"Proceedings, Federal Interagency Workshop,
"Sediment Technology for the 21'st Century,"
St. Petersburg, FL, February 17-19, 1998"

Sensing Stream Bedload with a Linear Array of Reflective Sensors

By R.A. Schmidt


This design idea uses optical sensors in place of the small chokes (coils) in the magnetic tracer system that provided useful bedload data at Squaw Creek, Montana, where about 70 % of the sediment is naturally magnetic (Bunte, 1996). Two rows of reflective sensors (like barcode sensors) produce two binary pulse-trains indicating presence or absence of light reflected from bedload elements (Fig. 1). On-line analysis of the pulse trains produces particle size estimates, and correlation of signals between the rows gives estimates of speed (Fig. 2).

figure 1
Figure 1.

figure 2
Figure 2.

Each sensor contains a light-emitting diode (LED) and a phototransistor, in package widths ranging from 6 mm down to 3 mm (surface-mount). Package width determines resolution of particle size. For example, an array with 5-mm resolution would contain 200 sensors in a 1-m section. Pulsing the sensor LEDís in sequence produces maximum light with minimum power. The rate of rereading a segment determines resolution of speed estimates. Pulse trains are stored in first-in, first-out (FIFO) memory modules on each array section, and transmitted to a streamside computer for processing and recording.
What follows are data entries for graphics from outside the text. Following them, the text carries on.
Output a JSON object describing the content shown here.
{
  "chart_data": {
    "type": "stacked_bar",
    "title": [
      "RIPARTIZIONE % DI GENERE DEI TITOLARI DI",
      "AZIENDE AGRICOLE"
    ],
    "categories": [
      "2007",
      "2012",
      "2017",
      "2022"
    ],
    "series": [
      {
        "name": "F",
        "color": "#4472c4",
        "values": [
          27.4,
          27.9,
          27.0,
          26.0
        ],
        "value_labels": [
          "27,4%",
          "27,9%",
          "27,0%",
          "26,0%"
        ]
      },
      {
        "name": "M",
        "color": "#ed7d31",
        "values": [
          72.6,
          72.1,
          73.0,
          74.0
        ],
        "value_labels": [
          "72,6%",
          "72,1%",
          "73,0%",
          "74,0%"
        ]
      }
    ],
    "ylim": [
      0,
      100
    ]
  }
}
A major technical problem in this design is determining the optimum on-off threshold level in the sensor amplifier circuit. Other problems to be solved include shielding from ambient sunlight, and finding a window material that resists abrasion by sediment. If these obstacles can be overcome, calibration remains a challenge, since the array only samples particles within a few millimeters of the bed surface. The video system sketched in a separate abstract offers some hope in calibration. One other encouraging note: correlations between reflective sensors gave estimates of speed profiles in snow avalanches (Dent et al. In press).


Bunte, K., 1996. Analysis of the temporal variation of course bedload transport and its grain size distribution: Squaw Creek, Montana, USA. USDA Forest Service, Rocky Mountain Forest and Range Experiment Station, General Tech. Rep. RM-GTR-288, 123 pp.

Dent J., In press. Annals of Glaciology, May 1997 symposium.